The aggregate intrinsic value in the table above represents the total intrinsic value (the difference between the estimated stock price on December 31, 2015 and the exercise price, multiplied by the number of in-the-money options) that would have been received by the option holders, had all option holders been able to, and in fact had, exercised their options on December 31, 2015.

 

Stock incentive plan options

 

During November 2015, the Company adopted the Company’s 2015 Incentive Plan. The Plan provides stock based compensation to employees, directors and consultants. The Company has received 4,000,000 shares under the Plan.
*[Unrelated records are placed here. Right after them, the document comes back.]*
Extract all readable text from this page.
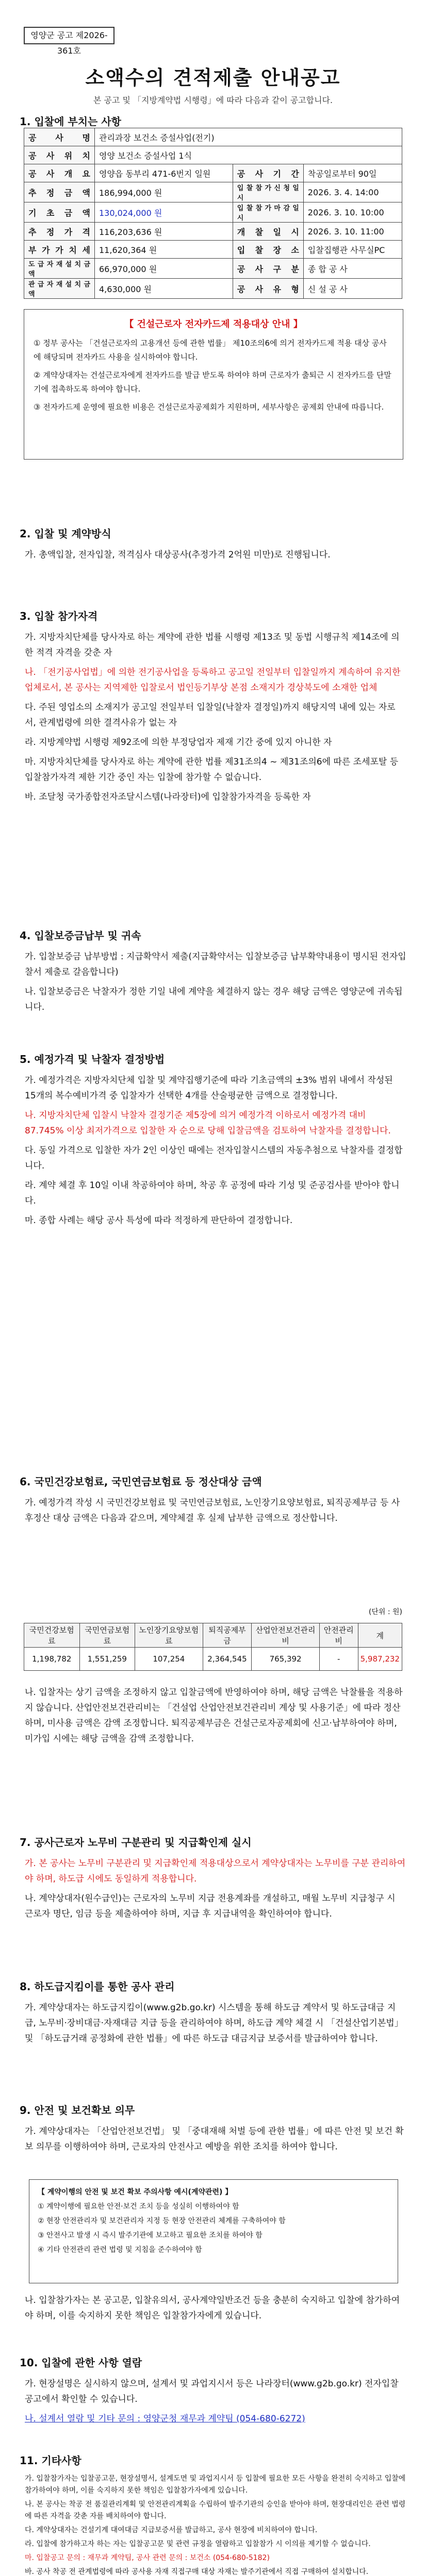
영양군 공고 제2026-361호
소액수의 견적제출 안내공고
본 공고 및 「지방계약법 시행령」에 따라 다음과 같이 공고합니다.
1. 입찰에 부치는 사항
공 사 명	관리과장 보건소 증설사업(전기)		
공 사 위 치	영양 보건소 증설사업 1식		
공 사 개 요	영양읍 동부리 471-6번지 일원	공 사 기 간	착공일로부터 90일
추 정 금 액	186,994,000 원	입 찰 참 가 신 청 일 시	2026. 3. 4. 14:00
기 초 금 액	130,024,000 원	입 찰 참 가 마 감 일 시	2026. 3. 10. 10:00
추 정 가 격	116,203,636 원	개 찰 일 시	2026. 3. 10. 11:00
부 가 가 치 세	11,620,364 원	입 찰 장 소	입찰집행관 사무실PC
도 급 자 재 설 치 금 액	66,970,000 원	공 사 구 분	종 합 공 사
관 급 자 재 설 치 금 액	4,630,000 원	공 사 유 형	신 설 공 사
【 건설근로자 전자카드제 적용대상 안내 】

① 정부 공사는 「건설근로자의 고용개선 등에 관한 법률」 제10조의6에 의거 전자카드제 적용 대상 공사에 해당되며 전자카드 사용을 실시하여야 합니다.

② 계약상대자는 건설근로자에게 전자카드를 발급 받도록 하여야 하며 근로자가 출퇴근 시 전자카드를 단말기에 접촉하도록 하여야 합니다.

③ 전자카드제 운영에 필요한 비용은 건설근로자공제회가 지원하며, 세부사항은 공제회 안내에 따릅니다.

2. 입찰 및 계약방식

가. 총액입찰, 전자입찰, 적격심사 대상공사(추정가격 2억원 미만)로 진행됩니다.

3. 입찰 참가자격

가. 지방자치단체를 당사자로 하는 계약에 관한 법률 시행령 제13조 및 동법 시행규칙 제14조에 의한 적격 자격을 갖춘 자

나. 「전기공사업법」에 의한 전기공사업을 등록하고 공고일 전일부터 입찰일까지 계속하여 유지한 업체로서, 본 공사는 지역제한 입찰로서 법인등기부상 본점 소재지가 경상북도에 소재한 업체

다. 주된 영업소의 소재지가 공고일 전일부터 입찰일(낙찰자 결정일)까지 해당지역 내에 있는 자로서, 관계법령에 의한 결격사유가 없는 자

라. 지방계약법 시행령 제92조에 의한 부정당업자 제재 기간 중에 있지 아니한 자

마. 지방자치단체를 당사자로 하는 계약에 관한 법률 제31조의4 ~ 제31조의6에 따른 조세포탈 등 입찰참가자격 제한 기간 중인 자는 입찰에 참가할 수 없습니다.

바. 조달청 국가종합전자조달시스템(나라장터)에 입찰참가자격을 등록한 자

4. 입찰보증금납부 및 귀속

가. 입찰보증금 납부방법 : 지급확약서 제출(지급확약서는 입찰보증금 납부확약내용이 명시된 전자입찰서 제출로 갈음합니다)

나. 입찰보증금은 낙찰자가 정한 기일 내에 계약을 체결하지 않는 경우 해당 금액은 영양군에 귀속됩니다.

5. 예정가격 및 낙찰자 결정방법

가. 예정가격은 지방자치단체 입찰 및 계약집행기준에 따라 기초금액의 ±3% 범위 내에서 작성된 15개의 복수예비가격 중 입찰자가 선택한 4개를 산술평균한 금액으로 결정합니다.

나. 지방자치단체 입찰시 낙찰자 결정기준 제5장에 의거 예정가격 이하로서 예정가격 대비 87.745% 이상 최저가격으로 입찰한 자 순으로 당해 입찰금액을 검토하여 낙찰자를 결정합니다.

다. 동일 가격으로 입찰한 자가 2인 이상인 때에는 전자입찰시스템의 자동추첨으로 낙찰자를 결정합니다.

라. 계약 체결 후 10일 이내 착공하여야 하며, 착공 후 공정에 따라 기성 및 준공검사를 받아야 합니다.

마. 종합 사례는 해당 공사 특성에 따라 적정하게 판단하여 결정합니다.

6. 국민건강보험료, 국민연금보험료 등 정산대상 금액

가. 예정가격 작성 시 국민건강보험료 및 국민연금보험료, 노인장기요양보험료, 퇴직공제부금 등 사후정산 대상 금액은 다음과 같으며, 계약체결 후 실제 납부한 금액으로 정산합니다.

(단위 : 원)
국민건강보험료	국민연금보험료	노인장기요양보험료	퇴직공제부금	산업안전보건관리비	안전관리비	계
1,198,782	1,551,259	107,254	2,364,545	765,392	-	5,987,232

나. 입찰자는 상기 금액을 조정하지 않고 입찰금액에 반영하여야 하며, 해당 금액은 낙찰률을 적용하지 않습니다. 산업안전보건관리비는 「건설업 산업안전보건관리비 계상 및 사용기준」에 따라 정산하며, 미사용 금액은 감액 조정합니다. 퇴직공제부금은 건설근로자공제회에 신고·납부하여야 하며, 미가입 시에는 해당 금액을 감액 조정합니다.

7. 공사근로자 노무비 구분관리 및 지급확인제 실시

가. 본 공사는 노무비 구분관리 및 지급확인제 적용대상으로서 계약상대자는 노무비를 구분 관리하여야 하며, 하도급 시에도 동일하게 적용합니다.

나. 계약상대자(원수급인)는 근로자의 노무비 지급 전용계좌를 개설하고, 매월 노무비 지급청구 시 근로자 명단, 임금 등을 제출하여야 하며, 지급 후 지급내역을 확인하여야 합니다.

8. 하도급지킴이를 통한 공사 관리

가. 계약상대자는 하도급지킴이(www.g2b.go.kr) 시스템을 통해 하도급 계약서 및 하도급대금 지급, 노무비·장비대금·자재대금 지급 등을 관리하여야 하며, 하도급 계약 체결 시 「건설산업기본법」 및 「하도급거래 공정화에 관한 법률」에 따른 하도급 대금지급 보증서를 발급하여야 합니다.

9. 안전 및 보건확보 의무

가. 계약상대자는 「산업안전보건법」 및 「중대재해 처벌 등에 관한 법률」에 따른 안전 및 보건 확보 의무를 이행하여야 하며, 근로자의 안전사고 예방을 위한 조치를 하여야 합니다.

【 계약이행의 안전 및 보건 확보 주의사항 예시(계약관련) 】
① 계약이행에 필요한 안전·보건 조치 등을 성실히 이행하여야 함
② 현장 안전관리자 및 보건관리자 지정 등 현장 안전관리 체계를 구축하여야 함
③ 안전사고 발생 시 즉시 발주기관에 보고하고 필요한 조치를 하여야 함
④ 기타 안전관리 관련 법령 및 지침을 준수하여야 함

나. 입찰참가자는 본 공고문, 입찰유의서, 공사계약일반조건 등을 충분히 숙지하고 입찰에 참가하여야 하며, 이를 숙지하지 못한 책임은 입찰참가자에게 있습니다.

10. 입찰에 관한 사항 열람

가. 현장설명은 실시하지 않으며, 설계서 및 과업지시서 등은 나라장터(www.g2b.go.kr) 전자입찰 공고에서 확인할 수 있습니다.

나. 설계서 열람 및 기타 문의 : 영양군청 재무과 계약팀 (054-680-6272)

11. 기타사항

가. 입찰참가자는 입찰공고문, 현장설명서, 설계도면 및 과업지시서 등 입찰에 필요한 모든 사항을 완전히 숙지하고 입찰에 참가하여야 하며, 이를 숙지하지 못한 책임은 입찰참가자에게 있습니다.

나. 본 공사는 착공 전 품질관리계획 및 안전관리계획을 수립하여 발주기관의 승인을 받아야 하며, 현장대리인은 관련 법령에 따른 자격을 갖춘 자를 배치하여야 합니다.

다. 계약상대자는 건설기계 대여대금 지급보증서를 발급하고, 공사 현장에 비치하여야 합니다.

라. 입찰에 참가하고자 하는 자는 입찰공고문 및 관련 규정을 열람하고 입찰참가 시 이의를 제기할 수 없습니다.

마. 입찰공고 문의 : 재무과 계약팀, 공사 관련 문의 : 보건소 (054-680-5182)

바. 공사 착공 전 관계법령에 따라 공사용 자재 직접구매 대상 자재는 발주기관에서 직접 구매하여 설치합니다.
No options were granted under the Plan in 2015.

 

2014 transactions

 

Common Stock

 

Private placement offerings

 

During the year ended December 31, 2014, the Company issued 4,365,597 shares of common stock for $0.50 per share for proceeds of $2,182,799 less offering costs of $95,750 under a private placement memorandum.  In connection with the offering, the Company issued fully vested, non-forfeitable warrants to purchase 263,230 shares of common stock.

 

Common stock issued for services

 

During the year ended December 31, 2014, the Company issued 555,000 shares of common stock to employees for services having a fair value of $277,500 ($0.50/share) based on the then most recent cash offering price.  The Company also issued 250,000 shares of common stock to a third party for services having a fair value of $125,000 ($0.50/share) based on the then most recent cash offering price.

 

Warrants

 

Warrants issued for services

 

During the year ended December 31, 2014, the Company issued fully vested, non-forfeitable warrants to purchase 1,208,000 common shares to employees and consultants for services having a fair value of $558,669 based on the following management assumptions:  exercise price $0.50, expected dividends 0%, expected volatility of 157.54%, risk free interest rate of 1.49% - 1.82%, and expected life of the warrants of 5 years.

 

F-16

 

 

ZERO GRAVITY SOLUTIONS, INC. AND SUBSIDIARIES

 

Notes to Condensed Consolidated Financial Statements

YEARS ENDED DECEMBER 31, 2015 AND 2014

 

Note 7.  Income taxes:

 

Income taxes at the federal statutory rate are reconciled to the Company’s actual income taxes as follows:

 

    2015     2014  
             
Federal income tax benefit at 34%   $ (1,665,000 )   $ (974,000 )
State income tax net of federal tax effect     (245,000 )     (143,000 )
Permanent items     8,000       11,000  
Other     40,000        
Valuation allowance     1,862,000       1,106,000  
    $     $  

 

As of December 31, 2015, the Company has net operating loss carry forwards of approximately $6.1 million for federal and state tax purposes, which are available to offset future taxable income, if any, expiring through December 2035. A valuation allowance was recorded at December 31, 2015 due to the uncertainty of realization of deferred tax assets in the future.

 

The tax effects of temporary differences that give rise to significant portions of deferred tax assets and liabilities at December 31, 2015 and 2014 are as follows:

 

   2015   2014 
         
Deferred tax assets (liabilities):          
Net operating loss carry forwards  $2,375,000   $1,059,000)
Property and equipment   (8,000)   (9,000)
Debt discount related to warrants   41,000      
Accruals and other   5,000    6,000 
Stock-based compensation   1,010,000    505,000 
Deferred tax asset   3,423,000    1,561,000 
Valuation allowance   (3,423,000)   (1,561,000)
   $   $ 

 

NOTE 8– SUBSEQUENT EVENTS

 

The Company issued 1,302,000 shares of common stock and warrants to purchase 1,302,000 shares of common stock under the October 2015 private placement for $1,627,500 less offering costs of $162,750. The Company also issued fully vested non-forfeitable warrants to purchase 146,325 common shares to the placement agent.